顾长诀抿了一口茶,没说话。
苏清颜的目光在房间里转了一圈,落在秦婉歌生前最喜欢的那架古琴上。她走过去,指尖轻拨琴弦,发出一声沉闷的杂音。
“这听雨轩倒是雅致。”苏清颜回头,笑容温婉,“只是住过死人,终究不吉利。长诀,不如将这里拆了,改作我的别院可好?我总觉得,这地方与我有缘。”
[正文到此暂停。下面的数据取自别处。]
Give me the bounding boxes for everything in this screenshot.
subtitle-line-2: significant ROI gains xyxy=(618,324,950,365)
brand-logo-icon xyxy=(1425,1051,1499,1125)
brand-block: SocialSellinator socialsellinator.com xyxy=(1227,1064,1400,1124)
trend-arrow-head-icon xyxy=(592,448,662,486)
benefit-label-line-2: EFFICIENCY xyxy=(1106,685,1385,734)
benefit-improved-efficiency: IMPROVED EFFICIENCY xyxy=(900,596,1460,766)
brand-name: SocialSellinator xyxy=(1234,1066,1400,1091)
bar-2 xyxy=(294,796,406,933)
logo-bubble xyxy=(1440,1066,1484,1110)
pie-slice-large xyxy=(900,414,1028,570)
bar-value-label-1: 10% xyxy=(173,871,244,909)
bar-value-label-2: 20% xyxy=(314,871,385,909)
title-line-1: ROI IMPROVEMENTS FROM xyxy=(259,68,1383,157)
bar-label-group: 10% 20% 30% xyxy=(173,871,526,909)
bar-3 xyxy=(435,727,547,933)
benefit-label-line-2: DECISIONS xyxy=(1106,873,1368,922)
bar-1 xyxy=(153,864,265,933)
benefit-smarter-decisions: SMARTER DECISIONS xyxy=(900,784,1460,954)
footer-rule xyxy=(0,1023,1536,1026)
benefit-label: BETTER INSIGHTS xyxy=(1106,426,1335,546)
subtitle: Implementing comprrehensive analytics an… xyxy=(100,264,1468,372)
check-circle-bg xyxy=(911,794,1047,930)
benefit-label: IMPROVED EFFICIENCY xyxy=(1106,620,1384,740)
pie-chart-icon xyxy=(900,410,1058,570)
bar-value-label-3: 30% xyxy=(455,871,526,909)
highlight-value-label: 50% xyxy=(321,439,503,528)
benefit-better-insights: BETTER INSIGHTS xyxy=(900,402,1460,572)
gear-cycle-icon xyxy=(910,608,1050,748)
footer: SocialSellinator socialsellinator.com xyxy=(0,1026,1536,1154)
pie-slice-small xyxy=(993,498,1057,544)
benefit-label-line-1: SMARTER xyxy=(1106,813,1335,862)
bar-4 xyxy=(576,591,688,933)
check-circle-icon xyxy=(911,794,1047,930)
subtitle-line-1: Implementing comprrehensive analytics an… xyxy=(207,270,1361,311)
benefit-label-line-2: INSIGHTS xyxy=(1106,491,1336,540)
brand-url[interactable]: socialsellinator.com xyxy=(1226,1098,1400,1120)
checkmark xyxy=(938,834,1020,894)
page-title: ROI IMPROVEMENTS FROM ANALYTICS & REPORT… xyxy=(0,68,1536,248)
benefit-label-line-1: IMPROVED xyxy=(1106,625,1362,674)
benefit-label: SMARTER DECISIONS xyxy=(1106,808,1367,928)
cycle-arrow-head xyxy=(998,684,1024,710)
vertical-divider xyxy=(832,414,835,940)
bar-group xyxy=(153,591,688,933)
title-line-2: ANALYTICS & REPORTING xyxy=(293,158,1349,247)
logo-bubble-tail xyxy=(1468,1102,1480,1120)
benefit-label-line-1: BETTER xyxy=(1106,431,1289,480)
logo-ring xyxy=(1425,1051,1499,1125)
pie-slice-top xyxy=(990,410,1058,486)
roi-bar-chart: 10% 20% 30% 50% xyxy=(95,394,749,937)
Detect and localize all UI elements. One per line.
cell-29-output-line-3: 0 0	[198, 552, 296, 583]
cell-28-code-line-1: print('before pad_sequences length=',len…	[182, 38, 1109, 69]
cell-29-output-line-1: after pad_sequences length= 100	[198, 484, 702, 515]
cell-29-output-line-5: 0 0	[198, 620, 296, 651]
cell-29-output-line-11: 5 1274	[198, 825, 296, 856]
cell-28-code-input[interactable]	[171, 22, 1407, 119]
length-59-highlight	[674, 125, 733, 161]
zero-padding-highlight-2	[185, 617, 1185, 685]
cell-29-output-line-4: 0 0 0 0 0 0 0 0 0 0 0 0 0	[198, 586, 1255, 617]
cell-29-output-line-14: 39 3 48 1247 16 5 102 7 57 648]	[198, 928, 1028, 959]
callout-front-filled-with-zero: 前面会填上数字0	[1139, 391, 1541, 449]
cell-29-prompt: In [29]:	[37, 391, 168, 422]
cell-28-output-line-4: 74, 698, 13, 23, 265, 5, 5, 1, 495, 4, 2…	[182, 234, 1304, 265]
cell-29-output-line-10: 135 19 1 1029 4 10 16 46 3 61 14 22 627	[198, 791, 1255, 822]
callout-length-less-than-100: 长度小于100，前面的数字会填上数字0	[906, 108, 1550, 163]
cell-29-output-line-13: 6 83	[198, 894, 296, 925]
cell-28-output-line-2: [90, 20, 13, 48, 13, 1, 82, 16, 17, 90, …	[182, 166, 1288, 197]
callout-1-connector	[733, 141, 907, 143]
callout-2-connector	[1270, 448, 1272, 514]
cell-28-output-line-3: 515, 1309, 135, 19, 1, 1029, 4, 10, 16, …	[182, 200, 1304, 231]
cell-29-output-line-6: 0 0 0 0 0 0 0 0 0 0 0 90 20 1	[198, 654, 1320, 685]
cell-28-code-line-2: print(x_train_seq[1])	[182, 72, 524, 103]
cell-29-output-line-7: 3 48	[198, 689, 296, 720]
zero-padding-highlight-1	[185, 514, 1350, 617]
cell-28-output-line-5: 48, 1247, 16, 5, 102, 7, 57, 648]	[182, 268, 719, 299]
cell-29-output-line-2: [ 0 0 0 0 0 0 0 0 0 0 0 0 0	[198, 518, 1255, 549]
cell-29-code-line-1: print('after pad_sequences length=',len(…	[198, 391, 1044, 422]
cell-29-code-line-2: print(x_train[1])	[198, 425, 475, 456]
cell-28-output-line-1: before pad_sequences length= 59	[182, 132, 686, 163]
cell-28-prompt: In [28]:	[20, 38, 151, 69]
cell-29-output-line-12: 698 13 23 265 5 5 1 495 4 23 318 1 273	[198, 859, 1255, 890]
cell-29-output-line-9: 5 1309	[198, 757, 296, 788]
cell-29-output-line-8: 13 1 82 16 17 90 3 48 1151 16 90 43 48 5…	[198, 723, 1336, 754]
秦婉歌的灵魂猛地冲过去,试图抓住苏清颜的头发,试图捂住她的嘴。
可她的手穿过了苏清颜的身体,什么也没碰到。
顾长诀放下茶盏,目光扫过房间。他的视线掠过那架古琴,掠过墙上秦婉歌亲手画的山水图,掠过屏风后她没来得及收走的绣篮。
“随你。”他淡淡道,语气里没有一丝波澜。
这两个字,像一把钝刀,生生剜进秦婉歌的灵魂深处。
随你。
拆了也好,改了也罢,都随你。
她曾经视为生命的一切,在他眼里,不过是可随意处置的垃圾。
苏清颜高兴地笑了,她走到顾长诀身边,伸手替他整理衣领:“长诀,你今日辛苦了。等明日,我便让人把这屋子重新布置一番,把那些晦气的东西都清出去。”
顾长诀没有推开她,任由她近身。
秦婉歌看着他们亲密的举止,看着苏清颜的指尖擦过顾长诀的脖颈,看着她试图取代自己在这个房间、这个男人心中的位置。
恨意在灵魂中沸腾。
那不再是大婚之夜的震惊与绝望,而是一种冰冷刺骨的、凝成实质的恨。她不再试图逃离,不再嘶吼,只是静静地飘在角落,用那双空洞的眼睛,死死盯着眼前这对男女。
她要记住这一幕。
记住顾长诀的冷漠,记住苏清颜的虚伪。
记住他们是如何在她的尸身未寒、灵魂未远时,就在她的房间里,谋划着如何抹去她存在过的所有痕迹。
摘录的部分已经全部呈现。